Queens District Attorney Richard Brown, 86, has yet to decide whether he’ll run for re-election in 2019, but there are already three candidates who have launched campaigns to replace him and take over the office he’s held since 1991.
Councilman Rory Lancman was the first to announce his candidacy in September, followed by retired Queens Supreme Court Justice Gregory Lasak in October and Borough President Melinda Katz in December. Katz joined the field even though she has three years remaining in office.
All three believe in criminal justice reform and all three are looking forward to the race that will be watched closely in 2019.
“We’re getting incredible support for our campaign to be Queens’ first woman district attorney,” Katz said. “From every corner of our borough, people are eager for a DA’s office that is a true partner for justice and will bring much-needed criminal justice reform to our county. I will end cash bail for misdemeanors, protect immigrants and make sure no one’s immigration status is threatened simply because they are accused of a crime, and create a conviction integrity unit to look back at previous convictions.”
The Forest Hills native said she would establish protections for the borough’s most targeted citizens and communities — including seniors, children, members of the LGBTQ community, immigrants and the mentally ill — from scams and abuse.
“I love this borough and the people who call it home, and as your next DA, I will be a fighter for every resident,” Katz said.
Lancman grew up in Kew Gardens Hills and as chairman of the City Council’s Committee on the Justice System he oversees the Mayor’s Office of Criminal Justice, the district attorneys in all five boroughs, the city’s special narcotics prosecutor, the public defender organizations, the civil legal services founded by the city and the courts.

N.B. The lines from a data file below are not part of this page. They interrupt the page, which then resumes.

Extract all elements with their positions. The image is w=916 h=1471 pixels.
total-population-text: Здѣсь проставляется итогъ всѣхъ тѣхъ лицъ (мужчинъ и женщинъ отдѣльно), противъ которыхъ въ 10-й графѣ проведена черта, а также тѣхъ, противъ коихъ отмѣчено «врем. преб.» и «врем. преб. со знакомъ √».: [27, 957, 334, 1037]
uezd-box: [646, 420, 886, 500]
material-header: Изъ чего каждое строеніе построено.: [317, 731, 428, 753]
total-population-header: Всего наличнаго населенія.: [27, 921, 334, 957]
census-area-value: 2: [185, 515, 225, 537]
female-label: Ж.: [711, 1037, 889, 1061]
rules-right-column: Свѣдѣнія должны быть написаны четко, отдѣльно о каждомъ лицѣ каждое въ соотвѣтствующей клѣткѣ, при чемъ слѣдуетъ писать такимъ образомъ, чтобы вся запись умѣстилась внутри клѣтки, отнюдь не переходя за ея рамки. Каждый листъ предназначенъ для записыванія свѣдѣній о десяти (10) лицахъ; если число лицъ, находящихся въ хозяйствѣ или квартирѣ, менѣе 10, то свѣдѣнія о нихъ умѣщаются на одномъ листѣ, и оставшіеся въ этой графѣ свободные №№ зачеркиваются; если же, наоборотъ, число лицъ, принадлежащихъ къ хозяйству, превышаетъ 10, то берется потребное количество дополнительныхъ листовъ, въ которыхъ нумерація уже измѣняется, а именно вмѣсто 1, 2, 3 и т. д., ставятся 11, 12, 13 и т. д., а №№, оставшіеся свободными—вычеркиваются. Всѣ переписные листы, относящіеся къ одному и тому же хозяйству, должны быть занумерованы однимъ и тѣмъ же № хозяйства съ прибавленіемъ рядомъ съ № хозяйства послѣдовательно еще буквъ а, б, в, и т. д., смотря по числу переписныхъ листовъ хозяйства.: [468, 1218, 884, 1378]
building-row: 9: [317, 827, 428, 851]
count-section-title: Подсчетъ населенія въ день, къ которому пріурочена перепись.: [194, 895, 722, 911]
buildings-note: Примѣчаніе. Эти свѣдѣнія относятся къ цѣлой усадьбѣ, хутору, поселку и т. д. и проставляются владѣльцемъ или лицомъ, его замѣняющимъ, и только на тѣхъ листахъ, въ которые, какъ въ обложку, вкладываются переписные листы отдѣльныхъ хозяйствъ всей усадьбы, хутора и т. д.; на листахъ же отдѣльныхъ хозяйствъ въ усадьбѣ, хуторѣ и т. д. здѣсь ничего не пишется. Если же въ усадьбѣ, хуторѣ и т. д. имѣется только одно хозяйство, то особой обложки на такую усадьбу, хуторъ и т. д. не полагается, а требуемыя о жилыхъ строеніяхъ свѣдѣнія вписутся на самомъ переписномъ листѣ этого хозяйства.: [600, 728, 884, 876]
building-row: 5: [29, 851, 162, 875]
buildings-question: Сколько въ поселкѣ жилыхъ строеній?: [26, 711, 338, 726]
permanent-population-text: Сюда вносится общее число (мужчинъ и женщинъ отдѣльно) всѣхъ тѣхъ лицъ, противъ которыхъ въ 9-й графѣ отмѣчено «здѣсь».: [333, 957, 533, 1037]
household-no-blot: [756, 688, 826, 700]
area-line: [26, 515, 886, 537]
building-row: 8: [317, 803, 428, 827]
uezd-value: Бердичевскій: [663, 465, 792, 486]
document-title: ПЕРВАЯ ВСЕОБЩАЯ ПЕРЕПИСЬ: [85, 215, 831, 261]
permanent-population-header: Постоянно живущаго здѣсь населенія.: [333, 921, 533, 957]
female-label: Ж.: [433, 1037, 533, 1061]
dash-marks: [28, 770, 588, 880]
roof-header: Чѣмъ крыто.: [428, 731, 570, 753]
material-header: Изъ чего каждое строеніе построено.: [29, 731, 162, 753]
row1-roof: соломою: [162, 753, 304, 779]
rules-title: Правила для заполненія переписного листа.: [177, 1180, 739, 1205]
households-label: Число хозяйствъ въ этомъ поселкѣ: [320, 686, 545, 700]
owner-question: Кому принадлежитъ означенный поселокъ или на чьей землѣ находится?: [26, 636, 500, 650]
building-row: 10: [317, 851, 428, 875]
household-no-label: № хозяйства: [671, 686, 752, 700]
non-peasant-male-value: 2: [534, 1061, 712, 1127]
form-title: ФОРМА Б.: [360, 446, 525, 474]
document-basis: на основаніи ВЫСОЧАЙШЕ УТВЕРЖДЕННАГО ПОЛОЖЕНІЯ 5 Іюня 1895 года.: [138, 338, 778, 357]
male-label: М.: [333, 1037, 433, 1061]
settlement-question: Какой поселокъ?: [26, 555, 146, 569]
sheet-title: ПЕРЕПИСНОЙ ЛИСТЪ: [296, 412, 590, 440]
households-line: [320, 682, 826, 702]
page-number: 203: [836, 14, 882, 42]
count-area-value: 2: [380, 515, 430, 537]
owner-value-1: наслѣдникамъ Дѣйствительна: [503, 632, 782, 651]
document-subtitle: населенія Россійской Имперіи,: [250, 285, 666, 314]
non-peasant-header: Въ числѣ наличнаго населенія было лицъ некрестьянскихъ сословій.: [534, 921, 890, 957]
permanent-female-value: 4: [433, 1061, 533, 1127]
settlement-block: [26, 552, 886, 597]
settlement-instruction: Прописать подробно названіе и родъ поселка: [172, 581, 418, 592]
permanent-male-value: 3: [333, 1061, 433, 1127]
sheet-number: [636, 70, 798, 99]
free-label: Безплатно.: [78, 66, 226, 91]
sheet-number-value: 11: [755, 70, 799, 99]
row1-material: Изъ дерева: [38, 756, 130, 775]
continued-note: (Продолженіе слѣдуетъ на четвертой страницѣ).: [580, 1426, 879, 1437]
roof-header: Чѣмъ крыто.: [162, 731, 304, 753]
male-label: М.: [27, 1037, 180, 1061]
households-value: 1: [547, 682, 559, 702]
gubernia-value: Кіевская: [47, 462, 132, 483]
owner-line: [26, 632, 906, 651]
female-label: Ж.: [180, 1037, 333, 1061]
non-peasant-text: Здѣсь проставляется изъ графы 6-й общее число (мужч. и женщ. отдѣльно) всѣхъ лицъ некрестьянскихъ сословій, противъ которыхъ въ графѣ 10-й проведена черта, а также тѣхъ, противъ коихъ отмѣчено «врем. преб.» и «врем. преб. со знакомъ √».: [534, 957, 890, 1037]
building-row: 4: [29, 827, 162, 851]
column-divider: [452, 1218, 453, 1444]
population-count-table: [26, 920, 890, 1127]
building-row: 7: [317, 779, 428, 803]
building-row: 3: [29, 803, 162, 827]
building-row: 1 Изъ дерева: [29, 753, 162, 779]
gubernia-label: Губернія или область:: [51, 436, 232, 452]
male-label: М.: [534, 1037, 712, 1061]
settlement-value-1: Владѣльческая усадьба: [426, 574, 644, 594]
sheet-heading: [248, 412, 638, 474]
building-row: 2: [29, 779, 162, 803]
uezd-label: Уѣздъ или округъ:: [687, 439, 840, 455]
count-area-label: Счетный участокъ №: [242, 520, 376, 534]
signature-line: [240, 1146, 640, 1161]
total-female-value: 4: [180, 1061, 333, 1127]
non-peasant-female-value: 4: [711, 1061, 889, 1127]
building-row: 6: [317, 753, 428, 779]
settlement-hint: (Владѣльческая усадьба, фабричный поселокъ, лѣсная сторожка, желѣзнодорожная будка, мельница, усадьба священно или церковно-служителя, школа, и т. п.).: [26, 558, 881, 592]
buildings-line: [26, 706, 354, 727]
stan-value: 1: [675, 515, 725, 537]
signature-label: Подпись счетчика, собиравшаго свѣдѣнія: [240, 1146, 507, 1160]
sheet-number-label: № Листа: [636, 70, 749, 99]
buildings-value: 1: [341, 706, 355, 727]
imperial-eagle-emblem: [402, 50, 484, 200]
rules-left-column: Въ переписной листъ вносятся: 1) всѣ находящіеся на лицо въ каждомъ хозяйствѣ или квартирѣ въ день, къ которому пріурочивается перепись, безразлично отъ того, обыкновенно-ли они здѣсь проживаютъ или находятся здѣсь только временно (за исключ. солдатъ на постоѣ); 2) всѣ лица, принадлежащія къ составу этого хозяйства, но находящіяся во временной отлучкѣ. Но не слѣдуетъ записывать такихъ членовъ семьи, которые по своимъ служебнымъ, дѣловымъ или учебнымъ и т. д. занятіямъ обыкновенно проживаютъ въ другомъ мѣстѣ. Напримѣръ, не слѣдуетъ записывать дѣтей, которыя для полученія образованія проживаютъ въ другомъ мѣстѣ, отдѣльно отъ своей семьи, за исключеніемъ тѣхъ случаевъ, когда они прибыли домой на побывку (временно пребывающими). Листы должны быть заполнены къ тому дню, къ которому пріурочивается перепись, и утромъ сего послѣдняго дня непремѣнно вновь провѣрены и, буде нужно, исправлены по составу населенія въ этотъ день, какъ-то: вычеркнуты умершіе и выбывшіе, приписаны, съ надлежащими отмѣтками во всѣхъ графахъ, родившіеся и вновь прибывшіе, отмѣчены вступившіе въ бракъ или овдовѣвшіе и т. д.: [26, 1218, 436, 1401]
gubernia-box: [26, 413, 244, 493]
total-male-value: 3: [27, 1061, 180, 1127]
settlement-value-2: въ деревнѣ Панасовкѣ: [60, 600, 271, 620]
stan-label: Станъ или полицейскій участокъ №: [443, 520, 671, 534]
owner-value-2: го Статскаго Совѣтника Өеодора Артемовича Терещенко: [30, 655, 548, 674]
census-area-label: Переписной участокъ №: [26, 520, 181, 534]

“I’m very excited about the upcoming campaign. The public wants criminal justice reform,” Lancman said. “It’s time to end cash bail, promote speedier trials, end the overcriminalization of petty crimes which I call the new Jim Crow laws. My record and my message will carry the day and I’m very confident of that.”
Born and raised in Woodside before moving to Richmond Hill to raise his family, Lasak retired from the bench after a conversation with Brown last September after realizing he missed working in the DA’s office keeping the people of Queens safe from violent criminals.
“It’s too serious of a job in Queens County keeping 2.3 to 2.4 million people safe,” Lasak said. “It’s too serious a job to go to someone who will need on-the-job training; from day one you need to know what you are doing. I have a wealth of experience at the highest levels with my 12 years and my 25 years as a Queens assistant district attorney.”
Lasak began working in the Queens DA’s office after passing the bar exam at age 24. He was trying murder cases by the time he was 30. As Chief of the Homicide Bureau, he oversaw the investigation and prosecution of all murders in the borough for nearly two decades. He was in charge of the Major Crimes beginning in the late ’90s, overseeing the prosecutions of all sex crimes, domestic violence felonies and career criminals.
“It’s one thing to talk about reform, but you have to know the system you want to reform,” Lasak said. “If my opponents never worked in the system in any capacity how are they going to be able to reform it?”